As a matter of fact, the university’s Center for Occupation and Lifestyle Redesign has set up permanent shop right across Hoover in the historic Cockins House (2653 S. Hoover St.). The majestic Queen Anne Victorian residence was designed and constructed in 1894 by a noted Los Angeles architectural firm and, though three-stories high, it functioned as a single-family residence until it was converted into a duplex in 1911.

It’s rumored that Charlie Chaplin once stayed there while the building operated as a boarding house, and now a decidedly creepy effigy of the silent film star is situated on the balcony of one of the upper levels, presumably to scare the living daylights out of any reporters who might happen to be riding their bikes around at night to do research for an article.
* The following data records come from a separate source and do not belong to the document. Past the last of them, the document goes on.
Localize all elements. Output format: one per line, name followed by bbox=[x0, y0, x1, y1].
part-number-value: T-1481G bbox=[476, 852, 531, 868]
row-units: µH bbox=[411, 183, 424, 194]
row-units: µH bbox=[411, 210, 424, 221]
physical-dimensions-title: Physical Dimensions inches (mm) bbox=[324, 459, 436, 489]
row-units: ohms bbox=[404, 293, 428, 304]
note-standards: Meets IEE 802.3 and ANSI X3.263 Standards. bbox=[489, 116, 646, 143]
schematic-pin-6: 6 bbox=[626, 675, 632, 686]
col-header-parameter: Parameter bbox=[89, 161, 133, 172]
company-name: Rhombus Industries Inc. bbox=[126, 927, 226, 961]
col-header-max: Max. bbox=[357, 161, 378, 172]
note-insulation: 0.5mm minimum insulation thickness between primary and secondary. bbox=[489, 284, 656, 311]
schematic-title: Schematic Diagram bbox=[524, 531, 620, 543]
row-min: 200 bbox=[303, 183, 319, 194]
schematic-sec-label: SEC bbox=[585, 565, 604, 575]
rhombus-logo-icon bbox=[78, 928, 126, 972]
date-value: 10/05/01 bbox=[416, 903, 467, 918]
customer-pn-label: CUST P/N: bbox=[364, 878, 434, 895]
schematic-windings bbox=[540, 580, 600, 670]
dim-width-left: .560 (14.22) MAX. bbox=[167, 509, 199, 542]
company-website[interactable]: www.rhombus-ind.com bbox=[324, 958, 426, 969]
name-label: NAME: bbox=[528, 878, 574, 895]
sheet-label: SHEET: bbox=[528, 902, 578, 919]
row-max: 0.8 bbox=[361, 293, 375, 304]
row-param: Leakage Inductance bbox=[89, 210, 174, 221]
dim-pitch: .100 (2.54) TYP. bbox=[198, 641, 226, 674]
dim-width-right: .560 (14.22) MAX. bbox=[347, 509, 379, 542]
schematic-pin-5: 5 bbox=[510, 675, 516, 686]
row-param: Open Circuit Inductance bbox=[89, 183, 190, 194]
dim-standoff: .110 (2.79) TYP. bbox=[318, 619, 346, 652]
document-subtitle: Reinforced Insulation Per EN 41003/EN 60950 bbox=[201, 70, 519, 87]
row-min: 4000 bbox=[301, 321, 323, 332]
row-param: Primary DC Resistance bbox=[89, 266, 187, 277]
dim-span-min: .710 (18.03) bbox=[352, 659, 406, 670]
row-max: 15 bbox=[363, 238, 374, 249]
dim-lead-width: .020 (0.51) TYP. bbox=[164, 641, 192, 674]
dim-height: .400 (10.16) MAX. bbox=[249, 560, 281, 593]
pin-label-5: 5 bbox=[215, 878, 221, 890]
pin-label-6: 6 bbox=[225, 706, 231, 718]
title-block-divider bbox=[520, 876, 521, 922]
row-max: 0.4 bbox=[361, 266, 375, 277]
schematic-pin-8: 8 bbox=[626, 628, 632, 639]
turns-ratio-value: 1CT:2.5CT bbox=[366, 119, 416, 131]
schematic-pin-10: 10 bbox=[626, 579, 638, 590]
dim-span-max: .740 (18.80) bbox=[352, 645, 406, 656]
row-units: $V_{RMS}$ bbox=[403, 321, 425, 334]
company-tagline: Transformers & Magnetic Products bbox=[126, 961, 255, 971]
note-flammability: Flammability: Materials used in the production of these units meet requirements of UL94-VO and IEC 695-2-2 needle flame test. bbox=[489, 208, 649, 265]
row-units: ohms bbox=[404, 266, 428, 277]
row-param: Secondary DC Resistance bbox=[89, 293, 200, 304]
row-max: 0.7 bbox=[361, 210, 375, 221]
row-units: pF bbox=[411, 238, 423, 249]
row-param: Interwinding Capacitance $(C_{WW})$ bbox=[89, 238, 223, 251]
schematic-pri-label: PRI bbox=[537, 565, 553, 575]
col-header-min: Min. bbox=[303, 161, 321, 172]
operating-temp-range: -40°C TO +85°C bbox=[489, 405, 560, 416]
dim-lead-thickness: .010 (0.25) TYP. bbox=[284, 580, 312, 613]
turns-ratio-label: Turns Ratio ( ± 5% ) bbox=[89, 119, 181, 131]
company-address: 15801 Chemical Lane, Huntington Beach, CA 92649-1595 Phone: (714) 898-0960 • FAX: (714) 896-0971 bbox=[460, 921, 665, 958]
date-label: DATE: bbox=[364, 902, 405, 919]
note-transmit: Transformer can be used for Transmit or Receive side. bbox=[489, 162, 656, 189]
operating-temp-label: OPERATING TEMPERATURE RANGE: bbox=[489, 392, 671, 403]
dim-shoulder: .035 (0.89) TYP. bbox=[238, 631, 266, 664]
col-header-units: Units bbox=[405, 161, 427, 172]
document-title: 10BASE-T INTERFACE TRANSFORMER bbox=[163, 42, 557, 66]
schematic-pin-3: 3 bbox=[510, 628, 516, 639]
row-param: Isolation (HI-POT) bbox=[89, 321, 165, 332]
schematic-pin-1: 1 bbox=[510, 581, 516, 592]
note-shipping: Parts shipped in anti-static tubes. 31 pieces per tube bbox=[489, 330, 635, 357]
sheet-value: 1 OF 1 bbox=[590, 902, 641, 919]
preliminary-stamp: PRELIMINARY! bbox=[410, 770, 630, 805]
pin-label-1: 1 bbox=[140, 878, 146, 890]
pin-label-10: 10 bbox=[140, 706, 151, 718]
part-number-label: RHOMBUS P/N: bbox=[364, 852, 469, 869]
Student-saturated 27th Street is a veritable repository for beautiful residences as well. For fear of issuing an unauthorized invitation to admire fellow Trojans’ living arrangements, specific house numbers won’t be mentioned, but the stretch of 27th between Orchard Avenue and Hoover is particularly dense with beautiful Victorian homes, including the SoCal VoCal house.

Los Angeles Historic-Cultural Monument No. 212, the Stimson Residence (2421 S. Figueroa St.), is the last remaining mansion in a line of costly manors along Figueroa that was once adoringly referred to as “Millionaire Row.”

Declared an historic site in 1979, this structure is said to be the city’s last standing example of Richardsonian Romanesque architecture. The Los Angeles Times once called it “the costliest and most beautiful private residence in Los Angeles,” but the beauty of visiting a site in person is that you can make such judgments yourself.

Much of North University Park’s most impressive architectural gems have histories that can hardly be done justice in print. The Saint Vincent de Paul Catholic Church and the Automobile Club of Southern California Building — situated on the northwest and southwest corners of the intersection of Adams and Figueroa, respectively — are staggering when seen in person, but tours such as Angels Walk LA enhance the experience of seeing Los Angeles on foot by pairing sights with history.

Whether you bike or walk, exploring these architectural wonders is well worth the time spent out of the car.